Bright, Sunny, tender, delicious handsome - I beg to love and favor. Summer, a Cup of coffee, a piece of dessert, what else do you need? Invited to gatherings with this wonderful loaf!
|Cooking time 45 minutes||Number of servings 12|
Apricots wash, pour boiling water and almost immediately the hot water drain and rinse apricots with cold water.
Cut the apricots into halves, remove the seeds and remove the skin.
Beat eggs with sugar in a magnificent mass, add two tablespoons of hot water and whisk. Egg mixture should be a consistency to the trace of the spoon, for example, remained on the surface.
Flour with baking powder mix, add the egg mass. In such cases, I just sifted the flour through a sieve directly into the egg mixture. Stir gently with a spatula.
Large baking sheet (the size of my 35 x 33 cm) covered with baking paper, pour the batter and flatten. Put in a preheated 180 degree oven and bake for about 20 minutes.
A dry towel spread on the table, sprinkle it with powdered sugar.
The finished cake to put on towel paper to the top. Carefully remove the paper and roll the biscuit into a roll together with the towel.
While roll cools, prepare the filling.
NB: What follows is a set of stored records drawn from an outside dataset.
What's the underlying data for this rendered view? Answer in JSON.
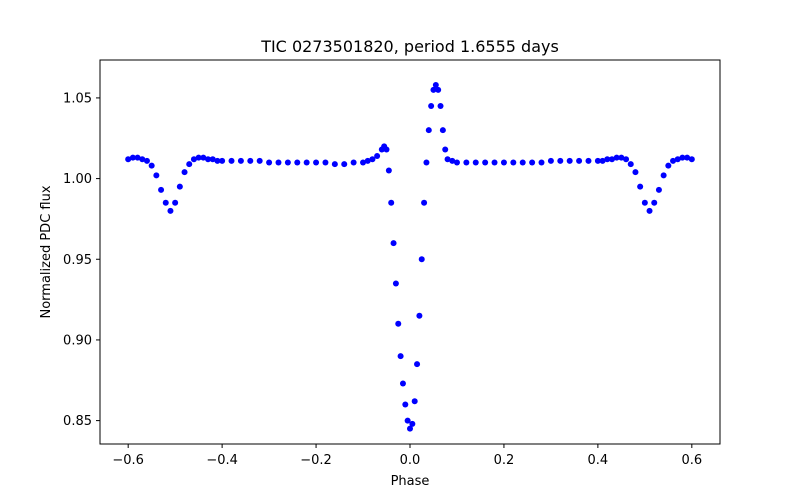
{
  "chart_data": {
    "type": "scatter",
    "title": "TIC 0273501820, period 1.6555 days",
    "xlabel": "Phase",
    "ylabel": "Normalized PDC flux",
    "xlim": [
      -0.66,
      0.66
    ],
    "ylim": [
      0.8355,
      1.0735
    ],
    "x_ticks": [
      -0.6,
      -0.4,
      -0.2,
      0.0,
      0.2,
      0.4,
      0.6
    ],
    "x_tick_labels": [
      "−0.6",
      "−0.4",
      "−0.2",
      "0.0",
      "0.2",
      "0.4",
      "0.6"
    ],
    "y_ticks": [
      0.85,
      0.9,
      0.95,
      1.0,
      1.05
    ],
    "y_tick_labels": [
      "0.85",
      "0.90",
      "0.95",
      "1.00",
      "1.05"
    ],
    "grid": false,
    "marker_color": "#0000ff",
    "series": [
      {
        "x": [
          -0.6,
          -0.59,
          -0.58,
          -0.57,
          -0.56,
          -0.55,
          -0.54,
          -0.53,
          -0.52,
          -0.51,
          -0.5,
          -0.49,
          -0.48,
          -0.47,
          -0.46,
          -0.45,
          -0.44,
          -0.43,
          -0.42,
          -0.41,
          -0.4,
          -0.38,
          -0.36,
          -0.34,
          -0.32,
          -0.3,
          -0.28,
          -0.26,
          -0.24,
          -0.22,
          -0.2,
          -0.18,
          -0.16,
          -0.14,
          -0.12,
          -0.1,
          -0.09,
          -0.08,
          -0.07,
          -0.06,
          -0.055,
          -0.05,
          -0.045,
          -0.04,
          -0.035,
          -0.03,
          -0.025,
          -0.02,
          -0.015,
          -0.01,
          -0.005,
          0.0,
          0.005,
          0.01,
          0.015,
          0.02,
          0.025,
          0.03,
          0.035,
          0.04,
          0.045,
          0.05,
          0.055,
          0.06,
          0.065,
          0.07,
          0.075,
          0.08,
          0.09,
          0.1,
          0.12,
          0.14,
          0.16,
          0.18,
          0.2,
          0.22,
          0.24,
          0.26,
          0.28,
          0.3,
          0.32,
          0.34,
          0.36,
          0.38,
          0.4,
          0.41,
          0.42,
          0.43,
          0.44,
          0.45,
          0.46,
          0.47,
          0.48,
          0.49,
          0.5,
          0.51,
          0.52,
          0.53,
          0.54,
          0.55,
          0.56,
          0.57,
          0.58,
          0.59,
          0.6
        ],
        "y": [
          1.012,
          1.013,
          1.013,
          1.012,
          1.011,
          1.008,
          1.002,
          0.993,
          0.985,
          0.98,
          0.985,
          0.995,
          1.004,
          1.009,
          1.012,
          1.013,
          1.013,
          1.012,
          1.012,
          1.011,
          1.011,
          1.011,
          1.011,
          1.011,
          1.011,
          1.01,
          1.01,
          1.01,
          1.01,
          1.01,
          1.01,
          1.01,
          1.009,
          1.009,
          1.01,
          1.01,
          1.011,
          1.012,
          1.014,
          1.018,
          1.02,
          1.018,
          1.005,
          0.985,
          0.96,
          0.935,
          0.91,
          0.89,
          0.873,
          0.86,
          0.85,
          0.845,
          0.848,
          0.862,
          0.885,
          0.915,
          0.95,
          0.985,
          1.01,
          1.03,
          1.045,
          1.055,
          1.058,
          1.055,
          1.045,
          1.03,
          1.018,
          1.012,
          1.011,
          1.01,
          1.01,
          1.01,
          1.01,
          1.01,
          1.01,
          1.01,
          1.01,
          1.01,
          1.01,
          1.011,
          1.011,
          1.011,
          1.011,
          1.011,
          1.011,
          1.011,
          1.012,
          1.012,
          1.013,
          1.013,
          1.012,
          1.009,
          1.004,
          0.995,
          0.985,
          0.98,
          0.985,
          0.993,
          1.002,
          1.008,
          1.011,
          1.012,
          1.013,
          1.013,
          1.012
        ]
      }
    ]
  }
}
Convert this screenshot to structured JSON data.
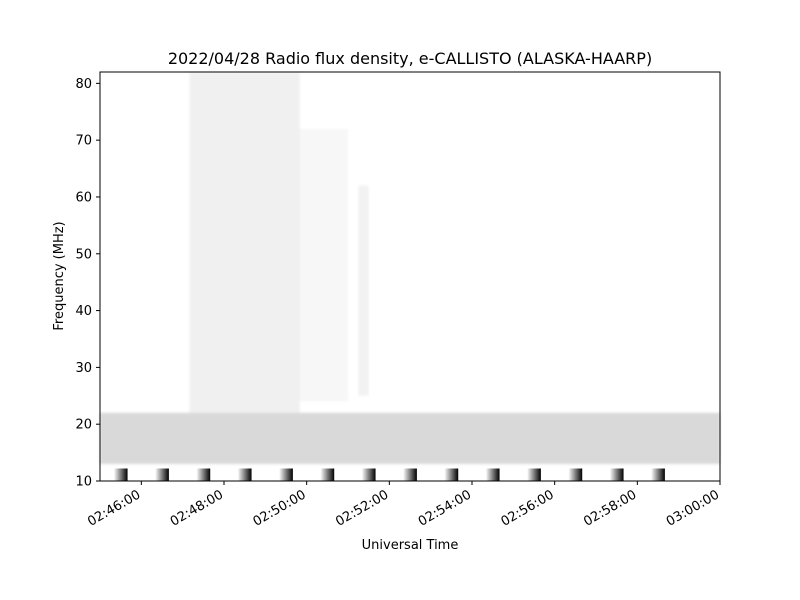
{
  "chart_data": {
    "type": "heatmap",
    "title": "2022/04/28  Radio flux density, e-CALLISTO (ALASKA-HAARP)",
    "xlabel": "Universal Time",
    "ylabel": "Frequency (MHz)",
    "xlim": [
      "02:45:00",
      "03:00:00"
    ],
    "ylim": [
      10,
      82
    ],
    "x_ticks": [
      "02:46:00",
      "02:48:00",
      "02:50:00",
      "02:52:00",
      "02:54:00",
      "02:56:00",
      "02:58:00",
      "03:00:00"
    ],
    "y_ticks": [
      10,
      20,
      30,
      40,
      50,
      60,
      70,
      80
    ],
    "grid": false,
    "colormap": "grayscale (white = low, black = high)",
    "colors": {
      "background": "#ffffff",
      "high": "#000000",
      "low": "#ffffff"
    },
    "features": [
      {
        "name": "",
        "time_start": "02:47:10",
        "time_end": "02:49:50",
        "freq_low": 22,
        "freq_high": 82,
        "intensity": 0.06
      },
      {
        "name": "",
        "time_start": "02:49:50",
        "time_end": "02:51:00",
        "freq_low": 24,
        "freq_high": 72,
        "intensity": 0.03
      },
      {
        "name": "",
        "time_start": "02:51:15",
        "time_end": "02:51:30",
        "freq_low": 25,
        "freq_high": 62,
        "intensity": 0.05
      },
      {
        "name": "",
        "time_start": "02:45:00",
        "time_end": "03:00:00",
        "freq_low": 13,
        "freq_high": 22,
        "intensity": 0.15
      }
    ],
    "calibration_blocks": [
      "02:45:20",
      "02:46:20",
      "02:47:20",
      "02:48:20",
      "02:49:20",
      "02:50:20",
      "02:51:20",
      "02:52:20",
      "02:53:20",
      "02:54:20",
      "02:55:20",
      "02:56:20",
      "02:57:20",
      "02:58:20"
    ],
    "calibration_freq_range": [
      10,
      12.2
    ]
  }
}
Whip the cream with vanilla sugar until soft peaks form, add fixative cream, beat until taut peaks. Add cheese. I have Philadelphia, you can use mascarpone or any other kind. Mix at high speeds. Apricot jam or jam, if it is thick, put on a minute in the microwave, cool.
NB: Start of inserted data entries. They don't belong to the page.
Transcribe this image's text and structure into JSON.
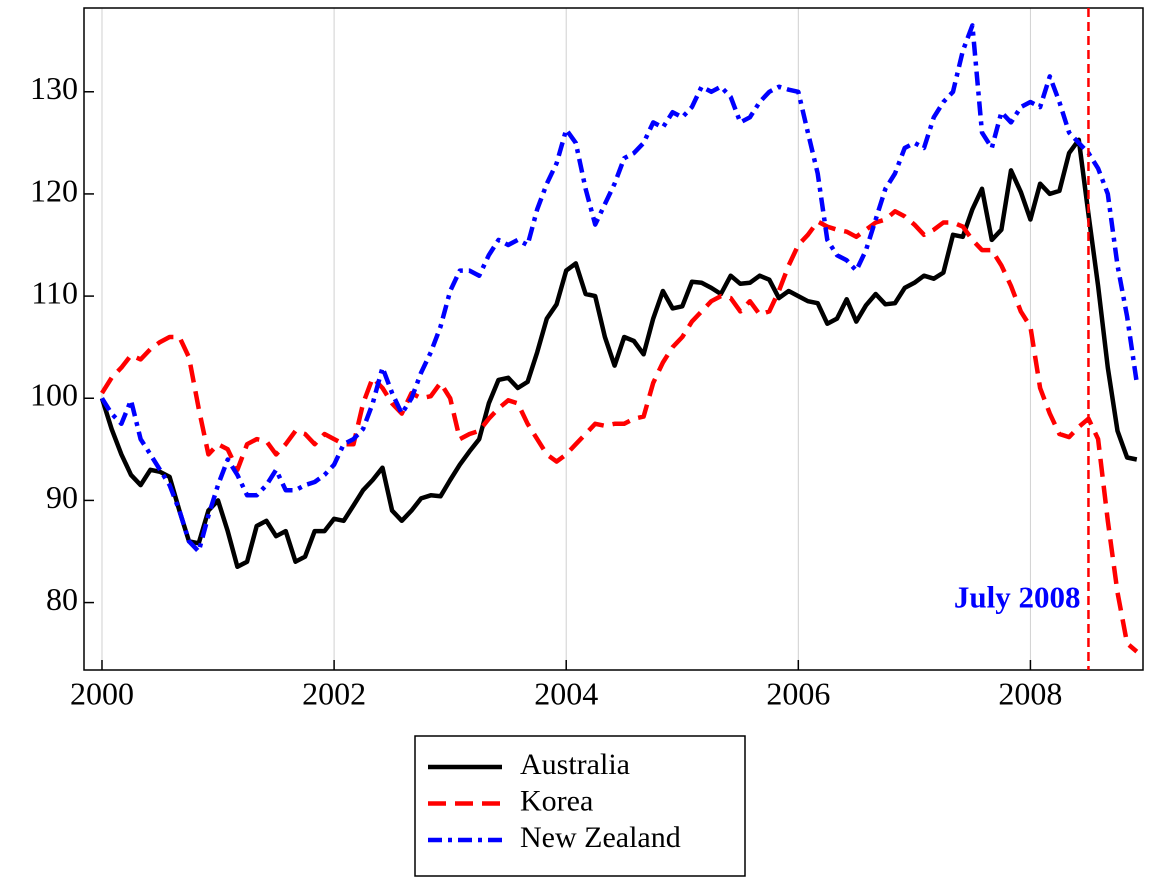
{
  "chart_data": {
    "type": "line",
    "x": [
      2000,
      2000.083,
      2000.167,
      2000.25,
      2000.333,
      2000.417,
      2000.5,
      2000.583,
      2000.667,
      2000.75,
      2000.833,
      2000.917,
      2001,
      2001.083,
      2001.167,
      2001.25,
      2001.333,
      2001.417,
      2001.5,
      2001.583,
      2001.667,
      2001.75,
      2001.833,
      2001.917,
      2002,
      2002.083,
      2002.167,
      2002.25,
      2002.333,
      2002.417,
      2002.5,
      2002.583,
      2002.667,
      2002.75,
      2002.833,
      2002.917,
      2003,
      2003.083,
      2003.167,
      2003.25,
      2003.333,
      2003.417,
      2003.5,
      2003.583,
      2003.667,
      2003.75,
      2003.833,
      2003.917,
      2004,
      2004.083,
      2004.167,
      2004.25,
      2004.333,
      2004.417,
      2004.5,
      2004.583,
      2004.667,
      2004.75,
      2004.833,
      2004.917,
      2005,
      2005.083,
      2005.167,
      2005.25,
      2005.333,
      2005.417,
      2005.5,
      2005.583,
      2005.667,
      2005.75,
      2005.833,
      2005.917,
      2006,
      2006.083,
      2006.167,
      2006.25,
      2006.333,
      2006.417,
      2006.5,
      2006.583,
      2006.667,
      2006.75,
      2006.833,
      2006.917,
      2007,
      2007.083,
      2007.167,
      2007.25,
      2007.333,
      2007.417,
      2007.5,
      2007.583,
      2007.667,
      2007.75,
      2007.833,
      2007.917,
      2008,
      2008.083,
      2008.167,
      2008.25,
      2008.333,
      2008.417,
      2008.5,
      2008.583,
      2008.667,
      2008.75,
      2008.833,
      2008.917
    ],
    "series": [
      {
        "name": "Australia",
        "color": "#000000",
        "style": "solid",
        "values": [
          100,
          97,
          94.5,
          92.5,
          91.5,
          93,
          92.8,
          92.3,
          89,
          86,
          85.8,
          89,
          90,
          87,
          83.5,
          84,
          87.5,
          88,
          86.5,
          87,
          84,
          84.5,
          87,
          87,
          88.2,
          88,
          89.5,
          91,
          92,
          93.2,
          89,
          88,
          89,
          90.2,
          90.5,
          90.4,
          92,
          93.5,
          94.8,
          96,
          99.5,
          101.8,
          102,
          101,
          101.6,
          104.5,
          107.8,
          109.2,
          112.5,
          113.2,
          110.2,
          110,
          106,
          103.2,
          106,
          105.6,
          104.3,
          107.8,
          110.5,
          108.8,
          109,
          111.4,
          111.3,
          110.8,
          110.2,
          112,
          111.2,
          111.3,
          112,
          111.6,
          109.8,
          110.5,
          110,
          109.5,
          109.3,
          107.3,
          107.8,
          109.7,
          107.5,
          109.1,
          110.2,
          109.2,
          109.3,
          110.8,
          111.3,
          112,
          111.7,
          112.3,
          116,
          115.8,
          118.5,
          120.5,
          115.5,
          116.5,
          122.3,
          120.2,
          117.5,
          121,
          120,
          120.3,
          124,
          125.3,
          118,
          111,
          103,
          96.8,
          94.2,
          94
        ]
      },
      {
        "name": "Korea",
        "color": "#ff0000",
        "style": "dashed",
        "values": [
          100.5,
          102,
          103,
          104.2,
          103.8,
          104.8,
          105.5,
          106,
          106,
          104,
          99,
          94.5,
          95.5,
          95,
          93,
          95.5,
          96,
          95.8,
          94.5,
          95.5,
          96.8,
          96.5,
          95.5,
          96.5,
          96,
          95.5,
          95.5,
          99.5,
          102,
          101,
          99.5,
          98.5,
          100.5,
          100,
          100.2,
          101.5,
          100,
          96,
          96.5,
          96.8,
          98,
          99,
          99.8,
          99.5,
          97.5,
          96,
          94.5,
          93.8,
          94.5,
          95.5,
          96.5,
          97.5,
          97.3,
          97.5,
          97.5,
          98,
          98.2,
          101.5,
          103.5,
          105,
          106,
          107.5,
          108.5,
          109.5,
          110,
          109.8,
          108.5,
          109.5,
          108.2,
          108.5,
          110.5,
          113,
          115,
          116,
          117.3,
          116.8,
          116.5,
          116.3,
          115.8,
          116.5,
          117.2,
          117.5,
          118.3,
          117.8,
          117,
          116,
          116.5,
          117.2,
          117.2,
          116.8,
          115.5,
          114.5,
          114.5,
          113,
          111,
          108.5,
          107,
          101,
          98.5,
          96.5,
          96.2,
          97.2,
          98,
          96,
          88,
          81,
          76,
          75.2
        ]
      },
      {
        "name": "New Zealand",
        "color": "#0000ff",
        "style": "dashdot",
        "values": [
          100,
          98.5,
          97.5,
          99.8,
          96,
          94.5,
          93,
          91.5,
          89,
          86,
          85,
          88.5,
          91.5,
          94,
          92.5,
          90.5,
          90.5,
          91.5,
          93,
          91,
          91,
          91.5,
          91.8,
          92.5,
          93.5,
          95.5,
          96,
          97,
          99.5,
          103,
          100.5,
          98.5,
          100,
          102.5,
          104.5,
          107,
          110.5,
          112.5,
          112.5,
          112,
          114,
          115.5,
          115,
          115.5,
          115,
          118.5,
          121,
          123,
          126.3,
          125,
          120.5,
          117,
          119,
          121,
          123.5,
          124,
          125,
          127,
          126.5,
          128,
          127.5,
          128.5,
          130.5,
          130,
          130.5,
          129.5,
          127,
          127.5,
          129,
          130,
          130.5,
          130.2,
          130,
          126,
          122,
          115.5,
          114,
          113.5,
          112.5,
          114.5,
          117.5,
          120.5,
          122,
          124.5,
          125,
          124.5,
          127.5,
          129,
          130,
          134,
          136.5,
          126,
          124.5,
          128,
          127,
          128.5,
          129,
          128.5,
          131.5,
          129,
          126,
          125,
          124,
          122.5,
          120,
          113,
          108,
          101.5
        ]
      }
    ],
    "xlim": [
      1999.845,
      2008.97
    ],
    "ylim": [
      73.4,
      138.2
    ],
    "xticks": [
      2000,
      2002,
      2004,
      2006,
      2008
    ],
    "yticks": [
      80,
      90,
      100,
      110,
      120,
      130
    ],
    "grid": "x",
    "annotations": [
      {
        "text": "July 2008",
        "x": 2008.5,
        "color": "#ff0000",
        "text_color": "#0000ff"
      }
    ],
    "legend": "below"
  }
}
Roll to deploy. To grease strawberry jam, to close the pores of the sponge.
Apply the filling, put the halves of apricots and with a towel roll roll. At the end of "the way"to put a dish on which is a roll, and just roll on it roll.
Finished roll sprinkle with powdered sugar. Put the roulade in the fridge for one hour. To decorate the roll on your own - cream or mint leaves.